Покряхтев, поохав, он положил на Николая охапку сена, умяв и плотнее подоткнув с боков. И слово «сынок», и эта трогательная забота вновь всколыхнули сердце солдата. Сразу мать вспомнилась: она всегда перед сном постельку поправляла.

Сон не приходил. Евсеич, судя по всему, тоже не спал. Слышно было, как, вздохнув, шептал он одно и то же: «Дай–то Бог!»

«Вот какой человек, – думал про него Николай. – Своё горе прячет, а за нас всей душой переживает, как отец родной». И снова, то ли в полудрёме, то ли наяву видел он себя мальчиком. Вот с узелком провизии радостно спешит на поле к отцу и старшим братьям. Вот, завидев подводу,

в неизъяснимом восторге кидается навстречу и, пьяный от счастья, бросается в сильные отцовские руки, чтобы потом торжествующе въехать вместе со всеми в родной двор. Вот вместе с Васей бежит на речку и, сняв штаны, голышом бросается в тёплую воду, ныряет и плещется, а тысячи и тысячи поднятых им капель играют и переливаются радугой в лучах вечернего солнца.

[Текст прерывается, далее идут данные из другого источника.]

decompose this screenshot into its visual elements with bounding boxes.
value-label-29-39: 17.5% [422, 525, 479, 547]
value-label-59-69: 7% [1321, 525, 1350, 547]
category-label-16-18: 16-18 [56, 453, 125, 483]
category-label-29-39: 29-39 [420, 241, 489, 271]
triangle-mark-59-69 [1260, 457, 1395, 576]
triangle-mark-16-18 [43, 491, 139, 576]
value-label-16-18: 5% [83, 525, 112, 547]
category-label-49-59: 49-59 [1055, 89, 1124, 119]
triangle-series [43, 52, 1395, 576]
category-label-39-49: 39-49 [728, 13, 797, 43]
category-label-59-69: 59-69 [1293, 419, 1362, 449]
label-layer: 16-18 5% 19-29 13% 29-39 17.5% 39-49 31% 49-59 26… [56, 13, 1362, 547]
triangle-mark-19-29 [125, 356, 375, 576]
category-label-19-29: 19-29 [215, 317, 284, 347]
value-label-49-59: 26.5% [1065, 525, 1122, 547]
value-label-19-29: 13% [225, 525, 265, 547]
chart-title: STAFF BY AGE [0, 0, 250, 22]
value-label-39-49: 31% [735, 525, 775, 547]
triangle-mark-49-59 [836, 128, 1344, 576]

Вот вместе со всеми сидит за столом и ложками чинно черпает из общей миски наваристые щи, и вместе со всеми дружно хохочет, когда отец, заметив, что кто–то раньше положенного мясо из миски таскать начал, гулко бьёт торопыгу по лбу деревянной ложкой.

Николай часто задумывался, почему, как только он стал себя осознавать, жизнь его была наполнена ощущением радости и счастья? Ведь она, его жизнь, даже в раннем возрасте не была сплошным праздником. У него, как и у каждого в семье, были свои обязанности. Но обязанности эти не были принуждением, просто каждый ребёнок знал, что не выполнить порученное – нельзя. До сих пор со стыдом вспоминает, как однажды мама послала их вдвоём с Васей за ягодой. Надо было перейти реку вброд и набрать в лесу по туеску черёмухи. День был жаркий, мальчики просидели в реке добрую половину дня, а потом, когда солнце уже клонилось к закату, побоялись идти в лес. Мама ни журить, ни наказывать их не стала, просто следующим утром на столе не оказалось пирогов, которые в воскресный день всегда подавались на стол. И хоть семья в те годы жила в достатке и не голодала, сам этот факт был для провинившихся хуже любого наказания.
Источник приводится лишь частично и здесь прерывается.